A Mennonite Church USA discernment group has appointed a historian to document the scope of the late theologian John Howard Yoder’s sexual abuse of women and the church’s response to it.
Rachel Waltner Goossen, professor of history at Washburn University in Topeka, Kan., will work with previously unreleased written sources as well as conduct interviews with people who were involved in institutional accountability and discipline processes and others who experienced or were knowledgeable about Yoder’s abuse of women.
Goossen intends to make her work available through churchwide and scholarly publications, including The Mennonite, Mennonite World Review and the Mennonite Quarterly Review. She anticipates completing her work by the summer of 2015.
Goossen has 25 years of experience writing about Mennonite history, peace history and women’s history. She is a graduate of Bethel College in North Newton, Kan., with advanced degrees in history from the University of California Santa Barbara and the University of Kansas in Lawrence. She is a member of Southern Hills Mennonite Church in Topeka, Kan.
Discernment group members hope a careful synthesis of historical evidence will help them more fully understand church-related accountability processes — both what they achieved in healing and reconciliation and ways in which they failed.

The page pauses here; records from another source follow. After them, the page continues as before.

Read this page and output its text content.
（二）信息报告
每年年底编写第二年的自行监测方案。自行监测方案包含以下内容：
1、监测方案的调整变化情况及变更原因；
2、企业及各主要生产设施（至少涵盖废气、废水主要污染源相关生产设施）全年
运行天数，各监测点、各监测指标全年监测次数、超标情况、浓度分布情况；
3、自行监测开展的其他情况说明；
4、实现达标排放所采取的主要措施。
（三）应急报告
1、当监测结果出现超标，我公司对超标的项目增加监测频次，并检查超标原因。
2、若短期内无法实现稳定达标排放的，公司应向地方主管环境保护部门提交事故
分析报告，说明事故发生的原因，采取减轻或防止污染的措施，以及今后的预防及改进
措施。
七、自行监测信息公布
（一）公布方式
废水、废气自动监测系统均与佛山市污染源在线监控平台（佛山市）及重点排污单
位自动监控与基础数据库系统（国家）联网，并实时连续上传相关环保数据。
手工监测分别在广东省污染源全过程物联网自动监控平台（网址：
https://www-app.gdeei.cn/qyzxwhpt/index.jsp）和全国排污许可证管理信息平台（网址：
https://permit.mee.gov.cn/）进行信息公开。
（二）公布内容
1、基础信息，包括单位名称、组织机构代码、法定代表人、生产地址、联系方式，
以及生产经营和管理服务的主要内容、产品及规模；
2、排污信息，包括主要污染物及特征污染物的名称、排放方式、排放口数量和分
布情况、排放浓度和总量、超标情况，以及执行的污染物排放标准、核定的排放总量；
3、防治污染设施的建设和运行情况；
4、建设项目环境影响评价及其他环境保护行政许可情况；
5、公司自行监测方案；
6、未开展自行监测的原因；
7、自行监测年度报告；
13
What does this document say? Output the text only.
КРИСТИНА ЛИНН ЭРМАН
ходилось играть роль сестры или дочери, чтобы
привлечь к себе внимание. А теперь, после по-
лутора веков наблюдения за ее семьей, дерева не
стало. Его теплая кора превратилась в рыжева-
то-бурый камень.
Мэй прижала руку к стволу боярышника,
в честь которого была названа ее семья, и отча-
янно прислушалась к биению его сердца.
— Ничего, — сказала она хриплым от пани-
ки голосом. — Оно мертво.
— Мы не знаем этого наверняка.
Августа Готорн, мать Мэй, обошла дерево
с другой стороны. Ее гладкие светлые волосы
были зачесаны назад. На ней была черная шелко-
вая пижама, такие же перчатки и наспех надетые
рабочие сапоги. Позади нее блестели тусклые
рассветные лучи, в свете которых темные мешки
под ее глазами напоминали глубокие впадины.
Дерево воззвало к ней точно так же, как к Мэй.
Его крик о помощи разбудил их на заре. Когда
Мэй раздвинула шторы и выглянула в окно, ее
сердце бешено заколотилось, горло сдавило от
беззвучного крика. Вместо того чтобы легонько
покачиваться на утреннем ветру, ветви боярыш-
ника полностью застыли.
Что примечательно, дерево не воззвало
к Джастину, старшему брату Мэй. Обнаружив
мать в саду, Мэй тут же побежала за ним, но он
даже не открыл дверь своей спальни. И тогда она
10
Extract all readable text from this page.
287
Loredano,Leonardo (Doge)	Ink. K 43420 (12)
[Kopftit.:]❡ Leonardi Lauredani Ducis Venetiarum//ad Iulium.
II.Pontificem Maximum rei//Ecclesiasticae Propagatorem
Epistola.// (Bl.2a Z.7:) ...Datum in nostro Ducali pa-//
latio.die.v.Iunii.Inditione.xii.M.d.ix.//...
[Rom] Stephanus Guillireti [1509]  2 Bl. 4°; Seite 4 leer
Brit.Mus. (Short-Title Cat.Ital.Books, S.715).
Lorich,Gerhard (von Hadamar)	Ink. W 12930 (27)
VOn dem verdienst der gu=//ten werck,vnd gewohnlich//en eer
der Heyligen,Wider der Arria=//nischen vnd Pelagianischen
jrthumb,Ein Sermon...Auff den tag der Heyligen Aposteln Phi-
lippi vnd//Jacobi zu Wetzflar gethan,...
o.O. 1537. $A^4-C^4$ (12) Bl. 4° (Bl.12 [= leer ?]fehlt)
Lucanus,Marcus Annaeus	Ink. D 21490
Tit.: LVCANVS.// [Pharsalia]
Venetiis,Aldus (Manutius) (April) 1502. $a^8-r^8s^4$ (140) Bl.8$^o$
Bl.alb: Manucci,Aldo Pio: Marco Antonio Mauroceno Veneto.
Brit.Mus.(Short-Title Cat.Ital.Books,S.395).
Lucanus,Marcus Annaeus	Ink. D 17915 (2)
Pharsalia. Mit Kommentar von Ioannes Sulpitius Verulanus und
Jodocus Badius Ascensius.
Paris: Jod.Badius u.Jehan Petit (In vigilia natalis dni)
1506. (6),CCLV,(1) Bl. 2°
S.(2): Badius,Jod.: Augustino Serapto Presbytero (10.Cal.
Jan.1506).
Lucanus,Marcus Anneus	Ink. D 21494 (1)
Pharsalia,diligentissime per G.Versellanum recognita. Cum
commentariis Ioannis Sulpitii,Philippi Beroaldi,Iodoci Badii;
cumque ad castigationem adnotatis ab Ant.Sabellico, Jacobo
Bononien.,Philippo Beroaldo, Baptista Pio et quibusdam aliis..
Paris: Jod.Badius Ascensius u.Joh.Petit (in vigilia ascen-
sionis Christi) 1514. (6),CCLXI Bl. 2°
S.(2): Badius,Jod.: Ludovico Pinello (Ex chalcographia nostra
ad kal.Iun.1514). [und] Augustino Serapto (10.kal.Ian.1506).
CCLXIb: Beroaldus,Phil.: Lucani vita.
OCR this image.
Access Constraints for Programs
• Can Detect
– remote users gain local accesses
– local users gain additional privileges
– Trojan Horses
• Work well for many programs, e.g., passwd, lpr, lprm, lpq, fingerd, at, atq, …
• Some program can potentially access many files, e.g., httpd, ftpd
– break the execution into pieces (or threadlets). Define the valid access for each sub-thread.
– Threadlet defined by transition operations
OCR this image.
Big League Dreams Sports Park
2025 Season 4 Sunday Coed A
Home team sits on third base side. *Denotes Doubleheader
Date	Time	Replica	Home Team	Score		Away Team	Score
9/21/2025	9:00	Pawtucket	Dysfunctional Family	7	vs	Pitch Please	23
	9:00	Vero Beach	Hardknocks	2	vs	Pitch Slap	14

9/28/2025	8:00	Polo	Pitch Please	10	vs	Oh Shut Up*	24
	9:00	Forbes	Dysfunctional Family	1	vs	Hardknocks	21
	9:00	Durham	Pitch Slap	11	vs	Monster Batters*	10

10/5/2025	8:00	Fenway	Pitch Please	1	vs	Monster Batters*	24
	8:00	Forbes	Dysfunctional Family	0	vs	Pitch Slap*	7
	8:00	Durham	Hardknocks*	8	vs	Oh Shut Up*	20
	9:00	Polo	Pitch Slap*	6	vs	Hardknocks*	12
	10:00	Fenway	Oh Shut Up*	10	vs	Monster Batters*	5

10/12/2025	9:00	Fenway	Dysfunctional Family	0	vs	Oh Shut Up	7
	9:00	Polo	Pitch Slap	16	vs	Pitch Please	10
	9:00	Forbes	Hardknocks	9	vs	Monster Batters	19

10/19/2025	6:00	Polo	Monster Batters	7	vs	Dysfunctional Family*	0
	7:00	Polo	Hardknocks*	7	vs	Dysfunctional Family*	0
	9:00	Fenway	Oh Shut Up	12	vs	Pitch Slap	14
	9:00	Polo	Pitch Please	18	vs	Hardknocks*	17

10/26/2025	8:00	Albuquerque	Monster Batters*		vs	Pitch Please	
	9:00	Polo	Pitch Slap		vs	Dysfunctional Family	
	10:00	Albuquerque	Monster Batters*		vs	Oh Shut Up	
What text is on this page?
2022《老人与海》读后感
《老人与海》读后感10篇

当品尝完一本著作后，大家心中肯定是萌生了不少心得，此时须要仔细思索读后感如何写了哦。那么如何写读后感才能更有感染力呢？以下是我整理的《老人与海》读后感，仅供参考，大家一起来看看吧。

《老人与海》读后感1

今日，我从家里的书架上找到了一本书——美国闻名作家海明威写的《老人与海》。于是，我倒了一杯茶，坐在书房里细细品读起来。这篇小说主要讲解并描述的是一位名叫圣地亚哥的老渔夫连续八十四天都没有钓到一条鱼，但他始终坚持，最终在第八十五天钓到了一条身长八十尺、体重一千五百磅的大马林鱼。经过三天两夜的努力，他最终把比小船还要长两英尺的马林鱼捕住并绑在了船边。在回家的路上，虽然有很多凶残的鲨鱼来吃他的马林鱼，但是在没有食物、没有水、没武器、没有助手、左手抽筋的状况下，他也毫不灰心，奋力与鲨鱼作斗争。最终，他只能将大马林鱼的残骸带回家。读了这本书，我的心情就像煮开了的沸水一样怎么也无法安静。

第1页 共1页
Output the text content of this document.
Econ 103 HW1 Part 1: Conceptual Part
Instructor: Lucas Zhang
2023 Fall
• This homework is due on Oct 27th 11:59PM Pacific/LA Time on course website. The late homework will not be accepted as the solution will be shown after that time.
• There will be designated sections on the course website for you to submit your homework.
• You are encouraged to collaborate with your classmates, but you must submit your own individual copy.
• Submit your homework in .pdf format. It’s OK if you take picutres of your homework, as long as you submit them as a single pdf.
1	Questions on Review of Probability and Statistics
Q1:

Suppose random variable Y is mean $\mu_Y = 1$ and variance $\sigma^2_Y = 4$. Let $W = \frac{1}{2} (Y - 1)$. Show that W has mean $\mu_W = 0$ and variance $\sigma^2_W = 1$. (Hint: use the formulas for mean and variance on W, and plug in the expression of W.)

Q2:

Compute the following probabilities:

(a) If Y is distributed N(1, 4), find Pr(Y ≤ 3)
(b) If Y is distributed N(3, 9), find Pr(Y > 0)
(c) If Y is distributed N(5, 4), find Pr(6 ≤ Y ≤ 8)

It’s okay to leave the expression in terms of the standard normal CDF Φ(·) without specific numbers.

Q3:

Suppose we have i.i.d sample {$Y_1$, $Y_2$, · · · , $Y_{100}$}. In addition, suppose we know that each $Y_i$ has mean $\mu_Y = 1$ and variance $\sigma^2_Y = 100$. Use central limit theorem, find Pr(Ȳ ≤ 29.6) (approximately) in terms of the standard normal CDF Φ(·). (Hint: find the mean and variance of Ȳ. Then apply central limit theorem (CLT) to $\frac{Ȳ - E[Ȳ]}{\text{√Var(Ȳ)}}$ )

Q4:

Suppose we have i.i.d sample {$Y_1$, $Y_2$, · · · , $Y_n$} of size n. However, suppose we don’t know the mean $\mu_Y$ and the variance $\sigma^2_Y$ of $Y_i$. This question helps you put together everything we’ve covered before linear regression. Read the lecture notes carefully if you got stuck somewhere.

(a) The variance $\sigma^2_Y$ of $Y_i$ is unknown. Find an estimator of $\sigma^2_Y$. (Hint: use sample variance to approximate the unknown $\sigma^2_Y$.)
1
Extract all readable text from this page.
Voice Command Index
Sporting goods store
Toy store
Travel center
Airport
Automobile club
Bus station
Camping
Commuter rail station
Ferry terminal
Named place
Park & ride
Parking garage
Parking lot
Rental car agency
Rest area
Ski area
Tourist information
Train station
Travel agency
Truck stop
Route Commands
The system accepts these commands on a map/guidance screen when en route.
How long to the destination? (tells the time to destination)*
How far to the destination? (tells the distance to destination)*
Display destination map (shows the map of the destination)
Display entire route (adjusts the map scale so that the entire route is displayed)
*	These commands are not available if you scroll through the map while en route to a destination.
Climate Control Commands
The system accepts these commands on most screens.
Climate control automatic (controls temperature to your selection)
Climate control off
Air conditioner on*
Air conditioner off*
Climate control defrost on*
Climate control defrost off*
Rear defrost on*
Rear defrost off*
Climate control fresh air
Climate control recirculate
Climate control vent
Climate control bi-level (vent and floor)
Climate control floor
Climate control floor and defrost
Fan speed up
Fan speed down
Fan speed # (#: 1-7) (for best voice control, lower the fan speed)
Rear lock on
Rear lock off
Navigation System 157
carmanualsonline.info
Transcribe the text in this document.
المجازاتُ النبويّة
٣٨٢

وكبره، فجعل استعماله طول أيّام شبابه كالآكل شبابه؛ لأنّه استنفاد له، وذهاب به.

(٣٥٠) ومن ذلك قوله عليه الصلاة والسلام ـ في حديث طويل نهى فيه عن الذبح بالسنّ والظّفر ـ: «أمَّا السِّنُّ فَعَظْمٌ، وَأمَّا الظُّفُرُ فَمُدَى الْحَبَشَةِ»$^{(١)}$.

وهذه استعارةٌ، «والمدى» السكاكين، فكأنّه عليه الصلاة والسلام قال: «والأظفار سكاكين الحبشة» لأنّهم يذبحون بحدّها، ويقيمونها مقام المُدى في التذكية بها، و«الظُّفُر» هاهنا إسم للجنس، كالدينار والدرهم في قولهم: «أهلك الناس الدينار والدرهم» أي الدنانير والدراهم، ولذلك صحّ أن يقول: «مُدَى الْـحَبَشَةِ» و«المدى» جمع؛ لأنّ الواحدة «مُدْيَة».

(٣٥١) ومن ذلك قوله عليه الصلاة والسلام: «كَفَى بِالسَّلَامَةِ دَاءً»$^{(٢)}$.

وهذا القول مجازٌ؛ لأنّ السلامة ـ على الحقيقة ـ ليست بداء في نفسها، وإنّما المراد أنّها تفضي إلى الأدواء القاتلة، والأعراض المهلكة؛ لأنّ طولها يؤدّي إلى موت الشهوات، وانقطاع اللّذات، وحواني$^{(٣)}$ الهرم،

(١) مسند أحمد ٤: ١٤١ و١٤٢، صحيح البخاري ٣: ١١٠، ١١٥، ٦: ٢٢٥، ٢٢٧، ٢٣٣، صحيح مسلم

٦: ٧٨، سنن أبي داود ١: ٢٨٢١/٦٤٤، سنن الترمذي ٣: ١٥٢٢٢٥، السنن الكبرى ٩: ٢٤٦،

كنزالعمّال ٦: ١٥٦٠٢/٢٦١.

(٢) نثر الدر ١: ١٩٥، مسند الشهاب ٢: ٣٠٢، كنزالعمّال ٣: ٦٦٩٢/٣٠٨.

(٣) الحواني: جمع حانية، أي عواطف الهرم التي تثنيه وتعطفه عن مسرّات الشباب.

Discernment group members “anticipate that we may learn from our own recent history so that we are prepared to intervene more effectively to prevent sexual abuse and to care for victims and perpetrators of abuse. We hope that greater knowledge about what transpired will be freeing for everyone — sobering, but freeing, in the same spirit with which Jesus assured his followers: ‘If you abide in my word, you are truly my disciples, and you will know the truth, and the truth will set you free.’ ”
The discernment group was formed last August.